Che fare allora? Dasgupta ipotizza alcune direzioni di marcia.

La prima è chiara, ed è quella della regolamentazione della finanza globale, che elude i sistemi fiscali nazionali. Gli strumenti tecnologici per il controllo dei flussi finanziari esistono, serve la volontà di creare un sistema transnazionale che consenta non soltanto di tracciarli, ma anche di destinarne una parte al settore pubblico con una tassazione efficace. Se la sicurezza è un problema di tutti, diventa essenziale una più equa distribuzione della ricchezza, non attraverso la concessione di aiuti, ma con un sistematico trasferimento di risorse dai ricchi ai poveri.

La seconda direzione di marcia riguarda la creazione di una democrazia globale flessibile.
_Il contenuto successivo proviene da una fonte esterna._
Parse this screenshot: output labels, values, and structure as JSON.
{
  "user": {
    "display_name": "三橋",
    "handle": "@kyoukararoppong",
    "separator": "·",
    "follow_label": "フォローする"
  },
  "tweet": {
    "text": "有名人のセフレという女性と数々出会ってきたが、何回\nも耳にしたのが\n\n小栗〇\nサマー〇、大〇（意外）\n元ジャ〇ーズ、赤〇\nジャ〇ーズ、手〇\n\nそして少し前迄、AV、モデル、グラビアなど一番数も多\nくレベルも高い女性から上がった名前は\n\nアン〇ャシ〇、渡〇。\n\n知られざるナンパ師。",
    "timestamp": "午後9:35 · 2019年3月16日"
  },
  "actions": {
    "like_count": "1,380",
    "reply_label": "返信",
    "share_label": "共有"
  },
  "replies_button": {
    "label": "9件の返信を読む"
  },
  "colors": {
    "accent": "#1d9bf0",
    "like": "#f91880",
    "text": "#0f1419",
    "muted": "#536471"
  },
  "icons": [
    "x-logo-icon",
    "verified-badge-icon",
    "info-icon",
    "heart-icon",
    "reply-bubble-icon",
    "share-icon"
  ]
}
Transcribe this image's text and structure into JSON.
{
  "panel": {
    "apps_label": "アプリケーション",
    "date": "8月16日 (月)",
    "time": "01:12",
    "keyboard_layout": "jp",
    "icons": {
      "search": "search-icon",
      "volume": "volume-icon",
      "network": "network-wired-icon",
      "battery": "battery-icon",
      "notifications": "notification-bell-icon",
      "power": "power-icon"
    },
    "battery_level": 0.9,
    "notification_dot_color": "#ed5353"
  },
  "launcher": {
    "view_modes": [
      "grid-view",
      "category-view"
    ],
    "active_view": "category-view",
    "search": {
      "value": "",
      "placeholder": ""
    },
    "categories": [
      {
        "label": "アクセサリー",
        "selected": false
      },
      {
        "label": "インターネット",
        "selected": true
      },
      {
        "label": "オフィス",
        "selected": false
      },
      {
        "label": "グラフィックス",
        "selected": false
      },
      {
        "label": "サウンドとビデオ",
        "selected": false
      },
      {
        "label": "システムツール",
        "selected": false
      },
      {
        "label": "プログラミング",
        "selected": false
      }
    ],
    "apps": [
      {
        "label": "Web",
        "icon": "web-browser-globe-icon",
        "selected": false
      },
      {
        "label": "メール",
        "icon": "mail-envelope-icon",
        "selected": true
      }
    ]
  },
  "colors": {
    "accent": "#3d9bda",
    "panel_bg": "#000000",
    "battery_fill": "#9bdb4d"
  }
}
I governi nazionali  – dice Dasgupta – andrebbero inseriti in una architettura di strutture stabili, capaci di regolare le turbolenze che molto spesso sono loro stessi a provocare. Con tutti i suoi difetti l’Unione Europea, favorendo la libera circolazione di persone e beni,  è stata un passo avanti. La sua trasformazione in una Europa delle Regioni potrebbe contribuire a ridurre le tensioni regionale, ad esempio in Scozia e in Catalogna.

La terza direzione di marcia riguarda la riforma del principio di cittadinanza. Ripensarlo separandolo dal territorio diventa una necessità, se si accetta l’idea che lo scopo fondamentale della democrazia sia quello di dare ai cittadini una qualche forma di controllo sulle loro condizioni di vita.  Oggi secondo Dasgupta la cittadinanza è la prima forma di ingiustizia del mondo, perché è quasi sempre ereditaria. Questo significa che le variabili fondamentali della vita su questo pianeta sono già decise al momento della nascita: un finlandese ha tutele giuridiche, aspettative economiche e possibilità di movimento totalmente diverse rispetto a un somalo o a un siriano, mentre un  sistema mondiale basato sulla libera circolazione dei  capitali dovrebbe se non altro garantire garantire la stessa libertà alle persone.

Per chi non ha conosciuto altro che il sistema attuale – conclude Dasgupta – queste proposte potrebbero sembrare inconcepibili. Ma la strada è segnata. Ci vorrà molto tempo, e l’approdo è incerto. Vale però la pena provarci.